We know you’re thinking Elon Musk, but he’s probably more like the father of the mass-market, contemporary EV. All the way back in 1827, a Hungarian priest named Anyos Jedlik invented the electric motor and used it the following year to power a vehicle of sorts. French scientist Gaston Planté invented the lead-acid battery in 1859, and German engineer Andreas Flocken built the first true electric car for the public in 1888. EVs made up about 38% of all vehicles sold in the US around 1900. They began losing market share rapidly after 1910 when gasoline-powered vehicles grew much more affordable. They largely died off until new research programs in the 1990s led to gradual private sector investment in the 2000s.

China’s BYD is by far the largest manufacturer of EVs in the world. In 2022 it sold 1.8 million EVs and in the second half of the year made up 20% of the global market. The asterisk given to BYD is that the vast majority of these vehicles are hybrids. Tesla’s 12% market share is often treated as more significant than BYD, because it only sells BEVs and is the most famous EV brand in the world. Volkswagen, BMW and Wuling then round out the top five. As a new sector with heavy investment though, many startups have flooded the market. These include China’s Nio, Li Auto and Xpeng; a Swedish-Chinese manufacturer called Polestar; and Lucid and Rivian from the US.

Tesla stock forecast

Tesla stock already sank 14% in the previous week. The long-term downtrend for Tesla stock is now in its third year. More importantly, the weekly chart below shows that last week's major decline shot through a descending trendline that had provided support since last August.

Again opening below that trendline on Monday and falling further, TSLA looks destined to repeat its range low at $101.81 in the early days of 2023. Long-term support levels at $154 and $164 failed to help shareholders this time around. 
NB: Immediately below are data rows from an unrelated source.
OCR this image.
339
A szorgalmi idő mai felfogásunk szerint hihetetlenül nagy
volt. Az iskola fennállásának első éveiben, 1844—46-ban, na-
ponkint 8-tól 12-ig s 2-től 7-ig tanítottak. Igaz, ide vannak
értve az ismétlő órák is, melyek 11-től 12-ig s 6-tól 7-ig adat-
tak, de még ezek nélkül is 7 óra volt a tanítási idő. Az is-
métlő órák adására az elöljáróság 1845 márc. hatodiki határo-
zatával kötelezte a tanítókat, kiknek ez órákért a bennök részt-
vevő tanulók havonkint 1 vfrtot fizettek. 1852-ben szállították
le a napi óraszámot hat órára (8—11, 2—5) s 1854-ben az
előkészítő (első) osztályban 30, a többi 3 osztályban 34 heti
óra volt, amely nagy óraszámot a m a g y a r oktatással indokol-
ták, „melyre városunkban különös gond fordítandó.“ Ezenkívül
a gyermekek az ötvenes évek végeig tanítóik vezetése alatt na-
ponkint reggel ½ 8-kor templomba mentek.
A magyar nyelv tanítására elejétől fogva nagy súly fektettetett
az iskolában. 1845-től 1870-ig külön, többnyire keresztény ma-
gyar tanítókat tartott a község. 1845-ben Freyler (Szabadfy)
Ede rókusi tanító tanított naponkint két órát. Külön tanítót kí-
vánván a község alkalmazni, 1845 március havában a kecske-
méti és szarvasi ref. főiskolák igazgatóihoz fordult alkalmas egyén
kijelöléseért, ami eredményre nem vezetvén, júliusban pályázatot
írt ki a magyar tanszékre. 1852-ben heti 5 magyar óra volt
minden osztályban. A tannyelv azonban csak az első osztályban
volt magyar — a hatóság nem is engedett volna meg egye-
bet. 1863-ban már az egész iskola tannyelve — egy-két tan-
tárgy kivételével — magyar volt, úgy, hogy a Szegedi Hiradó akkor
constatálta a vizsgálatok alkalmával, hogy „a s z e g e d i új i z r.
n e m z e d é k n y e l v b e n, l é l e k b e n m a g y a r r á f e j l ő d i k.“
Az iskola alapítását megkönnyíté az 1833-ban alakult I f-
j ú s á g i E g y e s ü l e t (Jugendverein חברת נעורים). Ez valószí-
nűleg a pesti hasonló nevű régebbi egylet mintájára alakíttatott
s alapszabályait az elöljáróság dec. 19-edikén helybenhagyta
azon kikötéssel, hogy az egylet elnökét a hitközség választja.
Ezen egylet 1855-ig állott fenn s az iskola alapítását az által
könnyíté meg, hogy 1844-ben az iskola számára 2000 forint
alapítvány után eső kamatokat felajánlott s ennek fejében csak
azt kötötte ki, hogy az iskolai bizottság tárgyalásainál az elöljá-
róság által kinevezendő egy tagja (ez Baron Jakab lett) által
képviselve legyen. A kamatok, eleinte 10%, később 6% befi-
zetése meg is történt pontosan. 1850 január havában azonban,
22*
This seems even more likely when you glance at what bears are saying about the overall market. JPMorgan's Marko Kolanovic writes this week that last week's profound pullback still has legs.

"We think the sell-off has further to go," Kolanovic wrote in a client note. "We remain concerned about continued complacency in equity valuations, inflation staying too hot, further Fed repricing and a profit outlook where the implied acceleration this year might end up too optimistic."